In-depth and Interactive

Tuck's new Research-to-Practice Seminars let students in on the knowledge-creation process.

It didn't take long for the students assembled in the Murdough Center on a cold January morning to see the ways in which Rafael La Porta's new International Entrepreneurship course was going to be different.

For one, there were only 15 students. And La Porta, Noble Foundation Professor of Finance, wasn't the one leading the first class presentation. It was Andrew Bunton T'09, one of his students.

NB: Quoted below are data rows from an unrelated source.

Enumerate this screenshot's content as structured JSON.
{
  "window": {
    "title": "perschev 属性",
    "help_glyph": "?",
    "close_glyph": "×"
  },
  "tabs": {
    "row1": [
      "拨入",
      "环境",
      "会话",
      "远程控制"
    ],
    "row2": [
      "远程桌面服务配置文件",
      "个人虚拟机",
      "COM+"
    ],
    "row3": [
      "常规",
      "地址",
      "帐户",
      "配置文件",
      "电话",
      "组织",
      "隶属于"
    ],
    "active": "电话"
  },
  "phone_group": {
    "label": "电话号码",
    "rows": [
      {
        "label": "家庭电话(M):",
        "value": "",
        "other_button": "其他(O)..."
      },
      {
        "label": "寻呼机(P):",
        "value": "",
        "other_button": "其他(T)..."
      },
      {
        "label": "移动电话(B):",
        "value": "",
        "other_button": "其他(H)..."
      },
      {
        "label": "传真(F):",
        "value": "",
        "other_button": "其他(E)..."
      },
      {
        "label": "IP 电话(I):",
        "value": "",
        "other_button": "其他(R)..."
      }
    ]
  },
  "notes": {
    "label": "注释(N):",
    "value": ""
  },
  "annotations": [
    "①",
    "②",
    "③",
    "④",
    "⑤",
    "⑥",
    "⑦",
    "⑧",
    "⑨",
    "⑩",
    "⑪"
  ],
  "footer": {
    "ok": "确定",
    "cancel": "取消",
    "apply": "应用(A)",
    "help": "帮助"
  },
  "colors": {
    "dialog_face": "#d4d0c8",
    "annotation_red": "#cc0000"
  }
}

International Entrepreneurship was the first in a wave of new Research-to-Practice Seminars at Tuck—small-scale courses designed to give students insight into a real business issue while teaching them general methods of intellectual inquiry. The seminars are a key component of the school's current five-year strategic plan, Tuck 2012, which builds on Tuck's distinctive strengths, including its high level of faculty-student interaction.

The spring term brought two more seminars: Senior Associate Dean Bob Hansen's course on the credit crisis, and one on managing diversity, by Tuck organizational behavior professor Judith White. Hansen expects that five or six more will be offered during the 2009-2010 academic year.

The seminars are intended to demonstrate the link between faculty research and the application of research results and claims to the practice of management—hence the concept's name. The idea, explains Hansen, is to bring small groups of second-year students together with top faculty for a "deep dive" into a specific topic, while also helping students "see the way scholars go about the business of knowledge creation." Such a venture is only possible at a school like Tuck, where the research faculty and teaching faculty are one and the same, he notes.

In La Porta's seminar, students examined the myriad factors involved in establishing a new entrepreneurial venture outside the United States, in markets whose legal, regulatory, and financial systems can differ significantly. Students took the lead role, giving presentations on research papers and case studies that classmates would then dissect. It was up to La Porta to manage the conversation, offer his own insights, and challenge the students, all with the goal of helping them become better at analyzing research frameworks, interpreting findings, and turning those interpretations into smart business decisions.

La Porta confesses to some initial skepticism about the seminar's format. But he says teaching it made a believer out of him, in part because of what the students learn but more so because of the way that they learn it. "Students may forget the content," he says. "But they won't forget this disciplined approach. It's very exciting."